The central equipment pushes the voice to a container of a user corresponding to the central equipment, the model in the container is used for voice recognition, the container pushes the recognized voice back to the central equipment, and the central equipment records the relation between the model and the model in the container, wherein the relation is that the model in the container is used for voice recognition, the container is used for recording the relation between the model in the central equipment and the model in the central equipment, and the: xxxx "is recorded and saved, and the specific flow is shown in fig. 3.

Multitasking and multiple models

A) Multitasking:

because the container system created for each user has relative independence, each container is respectively responsible for processing the voice data of a single user corresponding to the container;

B) multiple models are as follows:

the user is free to upload the model. The model uploaded by the user A and the model uploaded by the user B have different model structures, or have the same model structure but different parameters, namely the model is a multi-model.
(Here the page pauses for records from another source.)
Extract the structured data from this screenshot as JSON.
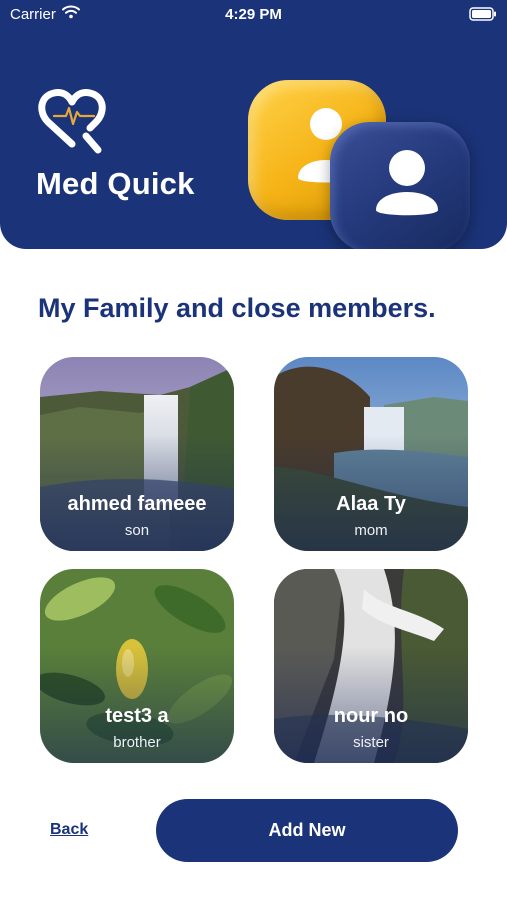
{
  "status_bar": {
    "carrier": "Carrier",
    "time": "4:29 PM"
  },
  "header": {
    "brand": "Med Quick"
  },
  "section": {
    "title": "My Family and close members."
  },
  "members": [
    {
      "name": "ahmed fameee",
      "relation": "son"
    },
    {
      "name": "Alaa Ty",
      "relation": "mom"
    },
    {
      "name": "test3 a",
      "relation": "brother"
    },
    {
      "name": "nour no",
      "relation": "sister"
    }
  ],
  "footer": {
    "back_label": "Back",
    "add_label": "Add New"
  },
  "colors": {
    "primary": "#1b3378",
    "accent": "#f5b316",
    "background": "#ffffff"
  }
}
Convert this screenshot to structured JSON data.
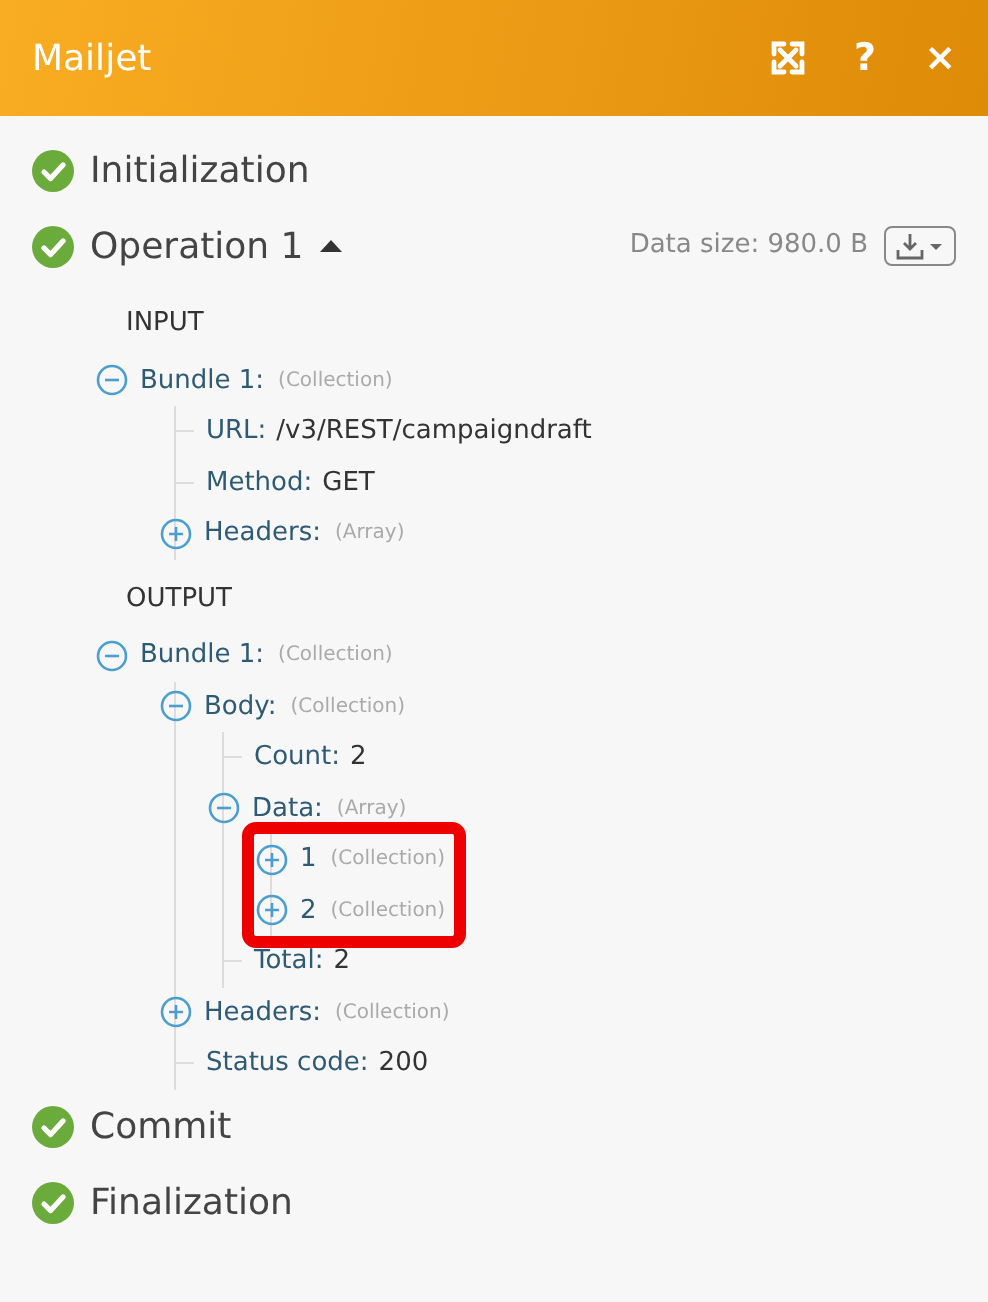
{
  "header": {
    "title": "Mailjet",
    "actions": [
      {
        "kind": "expand"
      },
      {
        "kind": "help",
        "label": "?"
      },
      {
        "kind": "close",
        "label": "×"
      }
    ]
  },
  "steps": [
    {
      "label": "Initialization",
      "completed": true
    },
    {
      "label": "Operation 1",
      "completed": true,
      "expanded": true,
      "data_size": "Data size: 980.0 B",
      "sections": [
        {
          "title": "INPUT",
          "nodes": [
            {
              "label": "Bundle 1:",
              "type": "(Collection)",
              "expanded": true,
              "children": [
                {
                  "label": "URL:",
                  "value": "/v3/REST/campaigndraft"
                },
                {
                  "label": "Method:",
                  "value": "GET"
                },
                {
                  "label": "Headers:",
                  "type": "(Array)",
                  "expanded": false
                }
              ]
            }
          ]
        },
        {
          "title": "OUTPUT",
          "nodes": [
            {
              "label": "Bundle 1:",
              "type": "(Collection)",
              "expanded": true,
              "children": [
                {
                  "label": "Body:",
                  "type": "(Collection)",
                  "expanded": true,
                  "children": [
                    {
                      "label": "Count:",
                      "value": "2"
                    },
                    {
                      "label": "Data:",
                      "type": "(Array)",
                      "expanded": true,
                      "children": [
                        {
                          "label": "1",
                          "type": "(Collection)",
                          "expanded": false,
                          "highlighted": true
                        },
                        {
                          "label": "2",
                          "type": "(Collection)",
                          "expanded": false,
                          "highlighted": true
                        }
                      ]
                    },
                    {
                      "label": "Total:",
                      "value": "2"
                    }
                  ]
                },
                {
                  "label": "Headers:",
                  "type": "(Collection)",
                  "expanded": false
                },
                {
                  "label": "Status code:",
                  "value": "200"
                }
              ]
            }
          ]
        }
      ]
    },
    {
      "label": "Commit",
      "completed": true
    },
    {
      "label": "Finalization",
      "completed": true
    }
  ]
}
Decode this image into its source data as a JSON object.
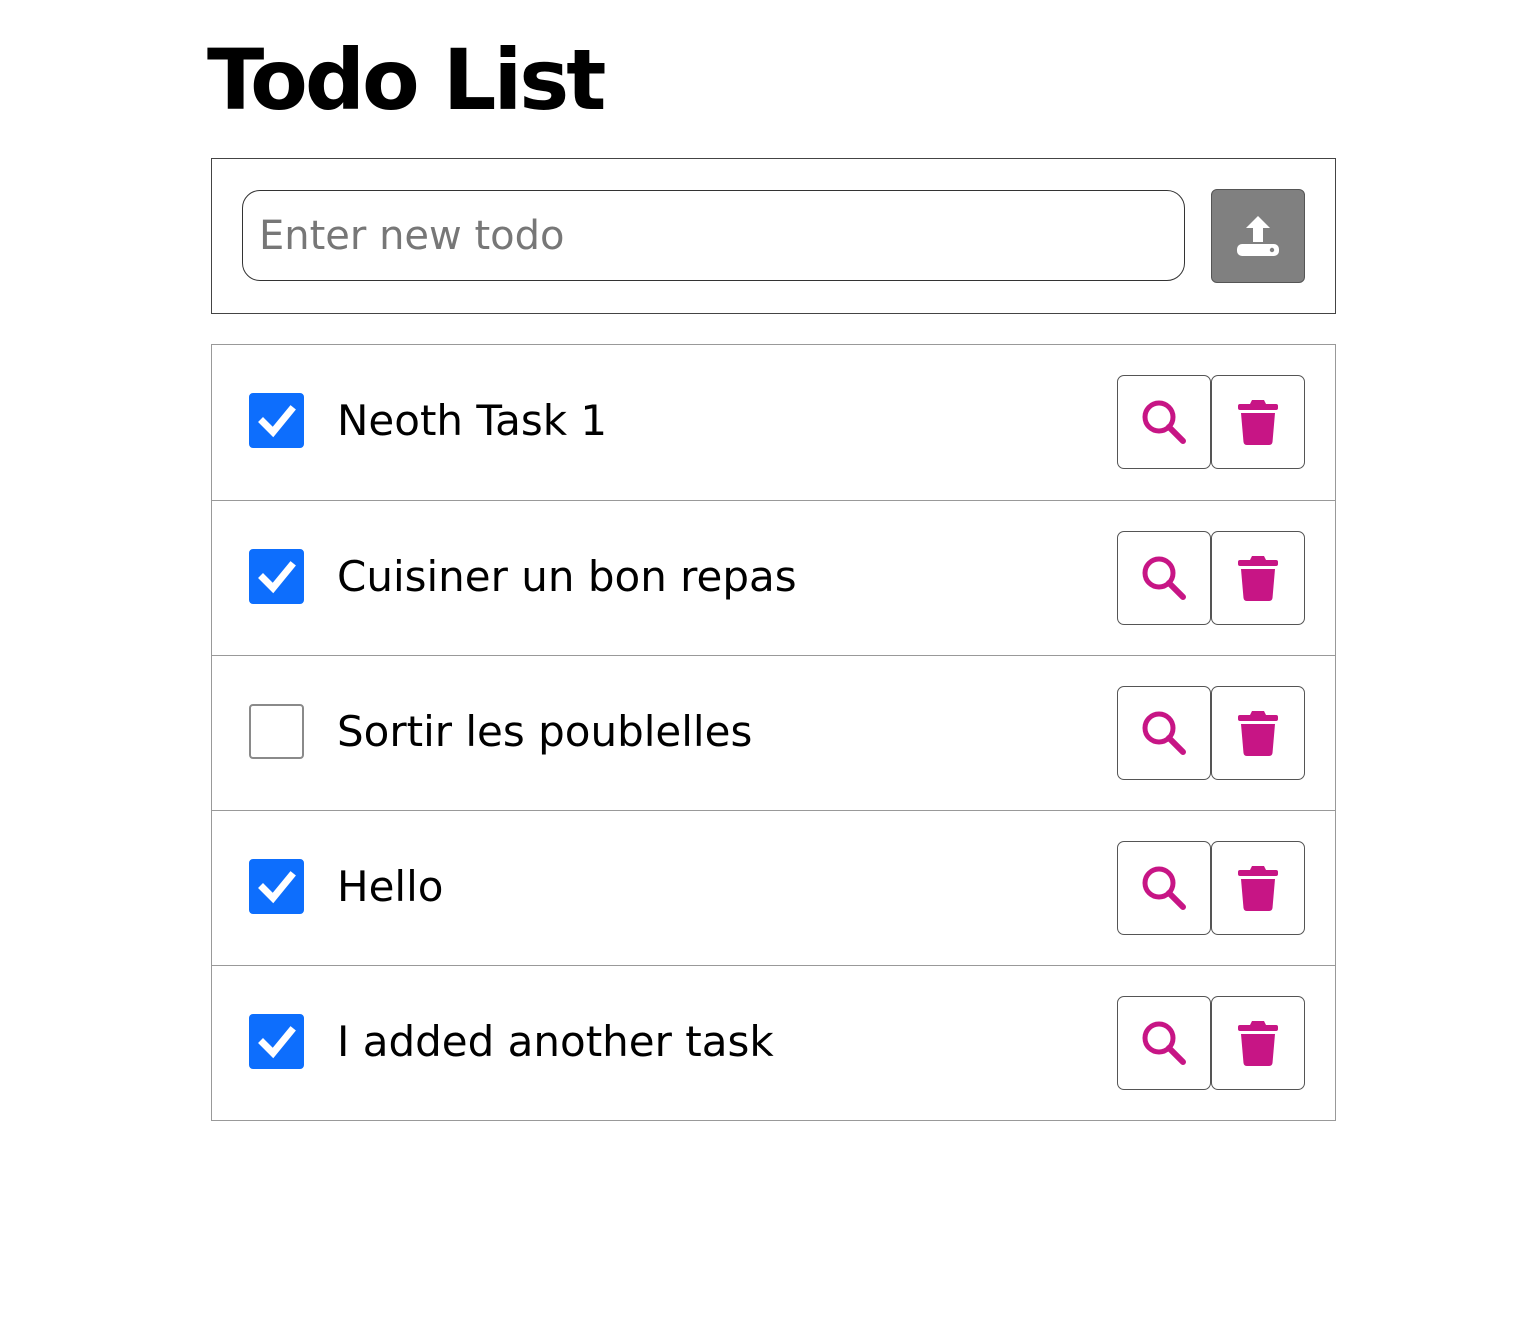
{
  "page": {
    "title": "Todo List"
  },
  "add_todo": {
    "placeholder": "Enter new todo",
    "value": "",
    "submit_icon": "upload-icon",
    "submit_color": "#808080"
  },
  "todos": [
    {
      "label": "Neoth Task 1",
      "checked": true
    },
    {
      "label": "Cuisiner un bon repas",
      "checked": true
    },
    {
      "label": "Sortir les poublelles",
      "checked": false
    },
    {
      "label": "Hello",
      "checked": true
    },
    {
      "label": "I added another task",
      "checked": true
    }
  ],
  "row_actions": {
    "view_icon": "search-icon",
    "delete_icon": "trash-icon",
    "icon_color": "#c71585"
  },
  "colors": {
    "checkbox_checked": "#0d6efd",
    "accent": "#c71585"
  }
}
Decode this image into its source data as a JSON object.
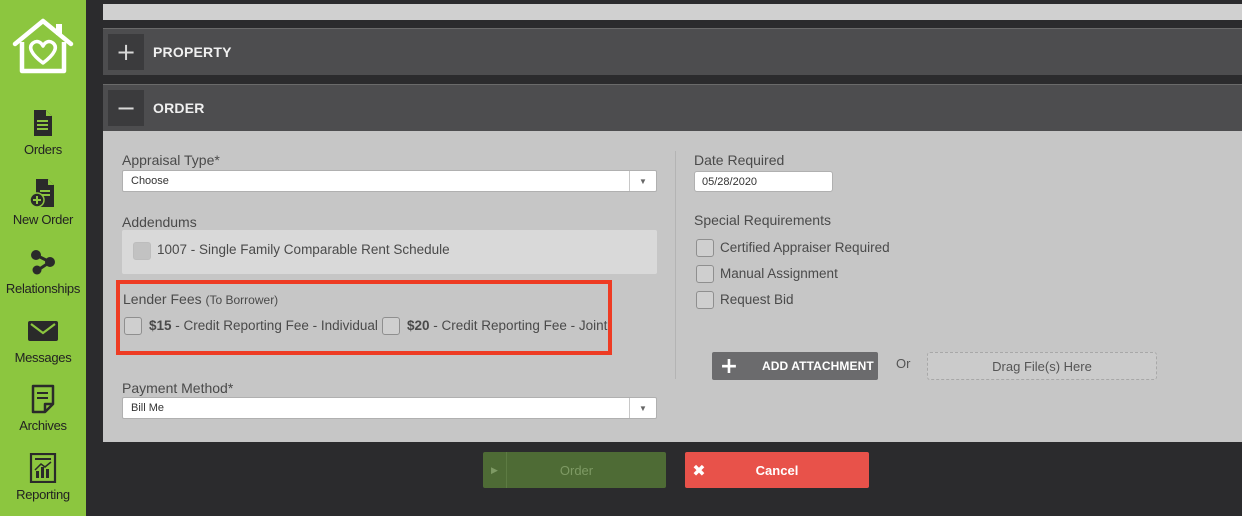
{
  "sidebar": {
    "logo_icon": "house-heart-logo",
    "items": [
      {
        "label": "Orders",
        "icon": "document-icon"
      },
      {
        "label": "New Order",
        "icon": "new-order-icon"
      },
      {
        "label": "Relationships",
        "icon": "relationships-icon"
      },
      {
        "label": "Messages",
        "icon": "envelope-icon"
      },
      {
        "label": "Archives",
        "icon": "archive-icon"
      },
      {
        "label": "Reporting",
        "icon": "chart-icon"
      }
    ]
  },
  "sections": {
    "property": {
      "toggle": "+",
      "title": "PROPERTY"
    },
    "order": {
      "toggle": "−",
      "title": "ORDER"
    }
  },
  "form": {
    "appraisal_type": {
      "label": "Appraisal Type*",
      "value": "Choose"
    },
    "addendums": {
      "label": "Addendums",
      "item": "1007 - Single Family Comparable Rent Schedule"
    },
    "lender_fees": {
      "label": "Lender Fees",
      "sublabel": "(To Borrower)",
      "opt1_amount": "$15",
      "opt1_text": " - Credit Reporting Fee - Individual",
      "opt2_amount": "$20",
      "opt2_text": " - Credit Reporting Fee - Joint"
    },
    "payment_method": {
      "label": "Payment Method*",
      "value": "Bill Me"
    },
    "date_required": {
      "label": "Date Required",
      "value": "05/28/2020"
    },
    "special_requirements": {
      "label": "Special Requirements",
      "items": [
        "Certified Appraiser Required",
        "Manual Assignment",
        "Request Bid"
      ]
    },
    "attachment": {
      "button_label": "ADD ATTACHMENT",
      "or_label": "Or",
      "drop_label": "Drag File(s) Here"
    }
  },
  "actions": {
    "order_label": "Order",
    "cancel_label": "Cancel"
  },
  "colors": {
    "sidebar": "#8cc63f",
    "highlight": "#ee3b23",
    "cancel": "#e8524a",
    "order": "#4e6b35"
  }
}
The model can be a model which is trained by a user by using personal data and optimized aiming at individuals, so that the recognition effect is optimal as much as possible.

Preferentially, the container and the voiceprint recognition module of the central device are arranged at the cloud end.

The architecture in the central device may be implemented in the cloud (as in fig. 4):

1) the user is still connected with the central equipment in a mobile phone authorization mode and authorizes the use of the user voiceprint and voice recognition model;

2) the central equipment is connected with the cloud end through a network, the same central equipment and a container as those in the invention are established at the cloud end, and the user model is transmitted to the cloud end;

3) after the service is started, the central equipment transmits voice input to the cloud end, the cloud end carries out voiceprint recognition firstly, and the voiceprint module transmits the voice to a container corresponding to a voiceprint recognition result to carry out voice recognition;

4) the cloud combines the results of voiceprint recognition and speech recognition into a "xxx (someone): xxxxx (speech specific content) "form is sent back to the center device;

5) the central equipment stores the received identification result.

The above description is only an embodiment of the present invention, and not intended to limit the scope of the present invention, and all equivalent structures or equivalent flow transformations made by using the contents of the specification and the drawings, or applied directly or indirectly to other related systems, are included in the scope of the present invention.

Claims

1. A speech recognition method supporting multitask and multiple models is characterized by comprising the following steps:

1) acquiring user voice information;

2) performing voiceprint recognition on the voice information;

4) and recording and outputting the recognition result.

2. The method of claim 1, wherein the model is a multi-task model,

and 5), after the recognition result is output, deleting the voice recognition model of the corresponding user.

3. A speech recognition engine supporting multitasking and multiple models according to claim 1 or 2 and characterized by:

the voice recognition model corresponding to the user refers to a voice recognition model uploaded by the user.

4. A speech recognition engine that supports multitasking and multiple models, characterized by:

comprises a central device;

5. A speech recognition engine supporting multitasking and multiple models according to claim 4 and wherein:

the number of the containers is at least two.

6. A speech recognition engine supporting multitasking and multiple models according to claim 5 and wherein:

each container is loaded with a different speech recognition model.

7. A speech recognition engine supporting multitasking and multiple models according to any one of claims 4-6 and wherein:

the container and the voiceprint recognition module are located in the central device or the cloud.

8. A speech recognition engine supporting multitasking and multiple models according to claim 7 and wherein:

the bottom layer system of the central equipment is an android system.